Commentary as of July 28, 2010
Today's Data
Currencies
The Yen advanced against most of its major counterparts as evidence of a global economic slowdown discouraged demand for higher-yielding assets. Australia's dollar slid against the yen and dollar after a report showed the nation's consumer prices increased in the second quarter less than economists forecast, supporting the case for the central bank to keep interest rates unchanged. The euro erased its gain versus the yen before a U.S. report on durable goods orders as stocks fell. "The yen strengthened as risk appetite turned around according to Royal Bank of Canada, London. "The Aussie weakened initially on the soft CPI data." The euro was little changed at 114.13 yen at 7:02 a.m. in New York, compared with 114.24 yesterday, after earlier rising 0.4 percent to 114.74, the highest level since May 18.
Capital Markets
U.S. 10-year Treasury notes rose on speculation a Federal Reserve report will show the U.S. recovery is slowing, reinforcing expectations for the central bank to keep interest rates at a record low. The yield on five-year securities slipped before a sale of $37 billion of the debt today, the second of three note auctions this week totaling $104 billion.

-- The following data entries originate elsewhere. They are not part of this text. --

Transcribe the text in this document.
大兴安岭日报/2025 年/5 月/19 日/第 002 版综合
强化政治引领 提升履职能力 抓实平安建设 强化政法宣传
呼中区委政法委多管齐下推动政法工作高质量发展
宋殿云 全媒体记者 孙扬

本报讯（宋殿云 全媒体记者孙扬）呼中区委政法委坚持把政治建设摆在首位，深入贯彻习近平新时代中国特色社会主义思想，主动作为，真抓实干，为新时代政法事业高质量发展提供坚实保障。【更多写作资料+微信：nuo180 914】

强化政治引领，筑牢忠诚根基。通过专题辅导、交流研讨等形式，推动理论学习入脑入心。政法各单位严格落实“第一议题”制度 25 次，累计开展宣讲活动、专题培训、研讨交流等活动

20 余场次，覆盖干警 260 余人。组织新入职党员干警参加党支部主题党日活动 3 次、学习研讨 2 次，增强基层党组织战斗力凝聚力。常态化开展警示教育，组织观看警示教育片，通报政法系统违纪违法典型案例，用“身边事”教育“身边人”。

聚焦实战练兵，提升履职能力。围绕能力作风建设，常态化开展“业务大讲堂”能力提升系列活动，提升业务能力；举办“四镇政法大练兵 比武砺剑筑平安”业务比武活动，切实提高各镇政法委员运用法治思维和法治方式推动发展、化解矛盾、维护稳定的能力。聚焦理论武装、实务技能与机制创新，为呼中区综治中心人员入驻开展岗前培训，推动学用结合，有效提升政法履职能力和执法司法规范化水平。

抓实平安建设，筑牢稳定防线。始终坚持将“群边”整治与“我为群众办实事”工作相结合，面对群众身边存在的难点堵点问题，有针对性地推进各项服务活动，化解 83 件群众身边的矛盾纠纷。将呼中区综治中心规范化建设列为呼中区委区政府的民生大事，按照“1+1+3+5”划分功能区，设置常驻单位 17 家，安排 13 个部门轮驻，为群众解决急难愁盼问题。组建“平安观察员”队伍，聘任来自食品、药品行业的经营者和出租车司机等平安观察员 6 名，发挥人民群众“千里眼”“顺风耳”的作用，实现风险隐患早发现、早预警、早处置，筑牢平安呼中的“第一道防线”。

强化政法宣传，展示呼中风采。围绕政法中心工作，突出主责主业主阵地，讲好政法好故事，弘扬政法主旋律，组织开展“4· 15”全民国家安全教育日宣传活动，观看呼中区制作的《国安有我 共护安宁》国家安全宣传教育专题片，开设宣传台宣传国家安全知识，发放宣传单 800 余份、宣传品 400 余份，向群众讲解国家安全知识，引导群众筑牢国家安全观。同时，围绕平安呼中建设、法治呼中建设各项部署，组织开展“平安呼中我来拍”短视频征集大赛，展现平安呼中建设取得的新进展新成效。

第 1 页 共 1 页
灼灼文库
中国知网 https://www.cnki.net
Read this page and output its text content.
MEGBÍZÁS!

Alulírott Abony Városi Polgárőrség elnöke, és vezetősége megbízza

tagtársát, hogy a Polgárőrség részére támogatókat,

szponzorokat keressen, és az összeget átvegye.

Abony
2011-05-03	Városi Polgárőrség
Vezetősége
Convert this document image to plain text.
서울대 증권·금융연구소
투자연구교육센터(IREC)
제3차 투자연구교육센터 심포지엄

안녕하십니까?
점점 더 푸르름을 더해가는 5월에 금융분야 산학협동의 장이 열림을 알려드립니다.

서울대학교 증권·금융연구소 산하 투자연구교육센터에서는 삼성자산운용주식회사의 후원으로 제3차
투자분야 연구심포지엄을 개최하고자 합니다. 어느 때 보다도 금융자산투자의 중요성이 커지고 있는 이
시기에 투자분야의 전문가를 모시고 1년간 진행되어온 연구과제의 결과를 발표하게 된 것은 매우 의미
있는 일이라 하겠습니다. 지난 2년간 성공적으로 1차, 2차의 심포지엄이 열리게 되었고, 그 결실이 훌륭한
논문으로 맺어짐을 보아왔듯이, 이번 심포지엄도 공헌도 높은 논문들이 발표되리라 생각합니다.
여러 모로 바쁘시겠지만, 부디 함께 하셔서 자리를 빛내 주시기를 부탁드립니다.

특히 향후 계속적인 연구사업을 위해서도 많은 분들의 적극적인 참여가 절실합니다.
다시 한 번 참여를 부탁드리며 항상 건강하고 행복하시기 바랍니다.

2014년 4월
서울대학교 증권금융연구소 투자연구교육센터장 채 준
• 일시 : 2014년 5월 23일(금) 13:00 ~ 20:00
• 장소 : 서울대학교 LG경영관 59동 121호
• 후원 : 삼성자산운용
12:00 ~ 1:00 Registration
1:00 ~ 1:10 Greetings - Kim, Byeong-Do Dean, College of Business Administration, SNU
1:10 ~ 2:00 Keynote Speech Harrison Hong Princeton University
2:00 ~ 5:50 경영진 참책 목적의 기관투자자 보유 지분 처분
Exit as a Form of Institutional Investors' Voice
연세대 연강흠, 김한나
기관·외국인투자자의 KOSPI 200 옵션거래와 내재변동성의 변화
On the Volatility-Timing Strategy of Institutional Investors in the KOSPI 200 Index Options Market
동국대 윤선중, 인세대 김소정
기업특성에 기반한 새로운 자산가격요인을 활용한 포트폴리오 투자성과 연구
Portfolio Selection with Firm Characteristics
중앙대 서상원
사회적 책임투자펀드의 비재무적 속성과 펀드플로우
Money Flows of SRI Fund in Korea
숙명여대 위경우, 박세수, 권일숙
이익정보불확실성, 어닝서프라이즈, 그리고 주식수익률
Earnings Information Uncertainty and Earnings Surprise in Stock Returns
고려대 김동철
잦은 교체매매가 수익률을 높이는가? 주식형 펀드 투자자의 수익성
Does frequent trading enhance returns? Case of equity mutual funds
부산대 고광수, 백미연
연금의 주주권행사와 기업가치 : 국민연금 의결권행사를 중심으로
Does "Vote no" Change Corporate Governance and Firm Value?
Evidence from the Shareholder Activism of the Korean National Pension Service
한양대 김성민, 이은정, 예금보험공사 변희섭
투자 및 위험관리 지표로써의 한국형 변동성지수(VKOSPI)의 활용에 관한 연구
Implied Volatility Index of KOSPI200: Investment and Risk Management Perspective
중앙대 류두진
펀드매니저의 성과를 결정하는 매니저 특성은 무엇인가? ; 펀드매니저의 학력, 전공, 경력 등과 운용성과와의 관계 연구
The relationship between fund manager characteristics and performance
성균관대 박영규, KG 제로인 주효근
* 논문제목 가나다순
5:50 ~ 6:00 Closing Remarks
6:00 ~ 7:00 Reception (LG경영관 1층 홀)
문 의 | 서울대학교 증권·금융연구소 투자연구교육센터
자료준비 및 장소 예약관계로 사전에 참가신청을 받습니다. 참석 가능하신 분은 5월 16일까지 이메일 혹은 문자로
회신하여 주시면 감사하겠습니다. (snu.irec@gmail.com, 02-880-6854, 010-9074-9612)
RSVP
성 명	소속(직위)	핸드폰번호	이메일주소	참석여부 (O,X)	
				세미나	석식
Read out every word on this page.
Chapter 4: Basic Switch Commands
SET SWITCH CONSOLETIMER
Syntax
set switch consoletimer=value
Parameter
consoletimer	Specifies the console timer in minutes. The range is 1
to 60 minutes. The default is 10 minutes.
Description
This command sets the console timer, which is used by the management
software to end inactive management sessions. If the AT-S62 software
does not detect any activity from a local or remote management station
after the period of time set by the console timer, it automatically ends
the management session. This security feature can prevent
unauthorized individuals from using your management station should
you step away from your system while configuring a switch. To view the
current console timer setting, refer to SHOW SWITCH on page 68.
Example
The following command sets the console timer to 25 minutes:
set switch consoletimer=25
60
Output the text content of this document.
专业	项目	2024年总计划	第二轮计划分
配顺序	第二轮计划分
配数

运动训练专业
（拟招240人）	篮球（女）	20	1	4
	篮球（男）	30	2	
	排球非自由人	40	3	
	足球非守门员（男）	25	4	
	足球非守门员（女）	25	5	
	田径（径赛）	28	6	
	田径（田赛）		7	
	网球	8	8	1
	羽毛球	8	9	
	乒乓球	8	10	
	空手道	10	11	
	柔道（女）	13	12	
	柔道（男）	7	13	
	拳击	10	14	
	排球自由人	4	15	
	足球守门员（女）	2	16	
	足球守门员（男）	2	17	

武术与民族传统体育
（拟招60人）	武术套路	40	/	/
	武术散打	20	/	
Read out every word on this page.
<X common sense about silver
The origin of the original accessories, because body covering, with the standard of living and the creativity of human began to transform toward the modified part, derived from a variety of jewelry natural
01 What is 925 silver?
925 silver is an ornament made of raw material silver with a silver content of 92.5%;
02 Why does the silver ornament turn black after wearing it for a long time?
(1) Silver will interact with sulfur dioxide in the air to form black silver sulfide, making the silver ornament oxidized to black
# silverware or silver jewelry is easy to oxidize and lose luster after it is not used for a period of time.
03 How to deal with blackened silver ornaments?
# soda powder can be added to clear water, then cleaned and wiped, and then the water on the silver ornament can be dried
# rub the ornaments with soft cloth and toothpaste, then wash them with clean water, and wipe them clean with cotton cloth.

Gains were tempered by company earnings that exceeded analyst estimates and damped demand for the safest fixed-income assets. "The Fed report is expected to confirm there's still that high degree of uncertainty about the U.S. recovery and the uncertainty is giving some support to Treasuries," according to Credit Agricole Corporate & Investment Bank, London.The benchmark 10-year yield was two basis points lower at 3.03 percent as of 6:30 a.m. in New York, according to BGCantor Market Data. The 3.5 percent security due May 2020 rose 4/32, or $1.25 per $1,000 face amount, to 103 30/32. The five-year yield slipped two basis points to 1.77 percent.